The Earl Brothers – The Trespassers – Emily Bonn and The Vivants
- July 11, 2019
- By Admin: sfbluegrass
- Comment: 0
The Earl Brothers — San Francisco’s best kept hillbilly secret. Once in a lifetime one will come across that one stand out band. One that gives you chills every time you listen to their music. A band you find yourself going out of your way to catch all of their live shows. A band whose logo you have tattooed on your arm or tramp stamp. A band you promise to name your first born after.
The Earl Brothers are that band. It’s been ten plus years since they started working on a style that has become their unique trademark — modern-day outlaw mountain hillbilly music. Sure that’s a long name, but the Earls are worth every word.

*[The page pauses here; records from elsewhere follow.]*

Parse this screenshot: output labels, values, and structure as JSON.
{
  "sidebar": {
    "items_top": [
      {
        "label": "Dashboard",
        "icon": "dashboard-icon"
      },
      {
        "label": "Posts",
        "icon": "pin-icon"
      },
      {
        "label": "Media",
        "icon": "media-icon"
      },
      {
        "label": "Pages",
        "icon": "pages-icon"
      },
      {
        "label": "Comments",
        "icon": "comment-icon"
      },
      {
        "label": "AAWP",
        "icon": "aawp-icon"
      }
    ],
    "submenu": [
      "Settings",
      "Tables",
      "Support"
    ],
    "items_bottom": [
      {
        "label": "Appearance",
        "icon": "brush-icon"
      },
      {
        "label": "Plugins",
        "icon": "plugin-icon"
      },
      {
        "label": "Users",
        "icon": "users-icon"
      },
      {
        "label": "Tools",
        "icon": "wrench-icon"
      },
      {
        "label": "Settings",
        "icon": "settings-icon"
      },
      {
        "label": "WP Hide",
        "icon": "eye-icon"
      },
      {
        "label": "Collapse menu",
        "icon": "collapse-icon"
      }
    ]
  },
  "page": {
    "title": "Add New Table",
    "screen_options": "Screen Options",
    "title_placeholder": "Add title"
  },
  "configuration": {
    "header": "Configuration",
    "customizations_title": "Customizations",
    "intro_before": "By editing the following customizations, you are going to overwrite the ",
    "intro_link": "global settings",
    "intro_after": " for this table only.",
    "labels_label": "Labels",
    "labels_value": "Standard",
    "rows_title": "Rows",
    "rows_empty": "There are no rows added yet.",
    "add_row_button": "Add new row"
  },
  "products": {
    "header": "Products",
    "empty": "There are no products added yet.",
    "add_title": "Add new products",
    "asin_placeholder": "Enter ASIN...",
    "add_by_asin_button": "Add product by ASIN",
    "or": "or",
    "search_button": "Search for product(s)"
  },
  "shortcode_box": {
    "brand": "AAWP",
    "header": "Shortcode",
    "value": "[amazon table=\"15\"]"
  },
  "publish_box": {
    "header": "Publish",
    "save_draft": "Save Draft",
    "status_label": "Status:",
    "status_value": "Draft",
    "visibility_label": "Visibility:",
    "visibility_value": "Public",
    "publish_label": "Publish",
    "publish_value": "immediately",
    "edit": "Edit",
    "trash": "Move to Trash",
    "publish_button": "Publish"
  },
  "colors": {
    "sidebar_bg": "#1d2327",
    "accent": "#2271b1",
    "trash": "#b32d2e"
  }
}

The Trespassers, from the foothills of Yosemite National Park, have been playing original, string band music together for six and a half years. The most logical way to categorize their music is Americana, but their influence stems from many genres. Bronco Ben Goger’s (guitar) songwriting is gritty and gutsy, and, though they are acoustic musicians, his compositions explore rock, blues, gypsy jazz, and country. Andy Robert’s (banjo) original songs are most often inspired by old-time music, but instead of an Appalachian feel, they have a Western twist. Andy also writes melodic banjo and fiddle tunes, heartwarming folk songs, and all sorts of dancehall numbers. While the two of them write almost all of the original music, BennyLee Friedrich and Sarah Cupery Ottley add spice, flavor, and flare with the double bass and fiddle. Most songs include two and three-part harmonies, since all the band members sing. Listeners: prepare yourself to dance, sing, and be inspired!
Emily Bonn and The Vivants Bay Area based Emily Bonn & The Vivants perform original foot stompin’ tunes about riots, hollers, and hopping train cars. Largely inspired by the energy of old-time dance tunes, honky-tonk country and Western swing, The Vivants play their own brand of American roots music, shining up dusty melodies with modern arrangements. In former incarnations, Emily honed her songs performing in San Francisco BART stations, Belgian prisons, and at the Hardly Strictly Bluegrass Festival. Emily is joined by stellar players, Jody Richardson (fiddle, feet, vocals), James Touzel (upright bass), and Isaac Bonnell (accordion, guitar).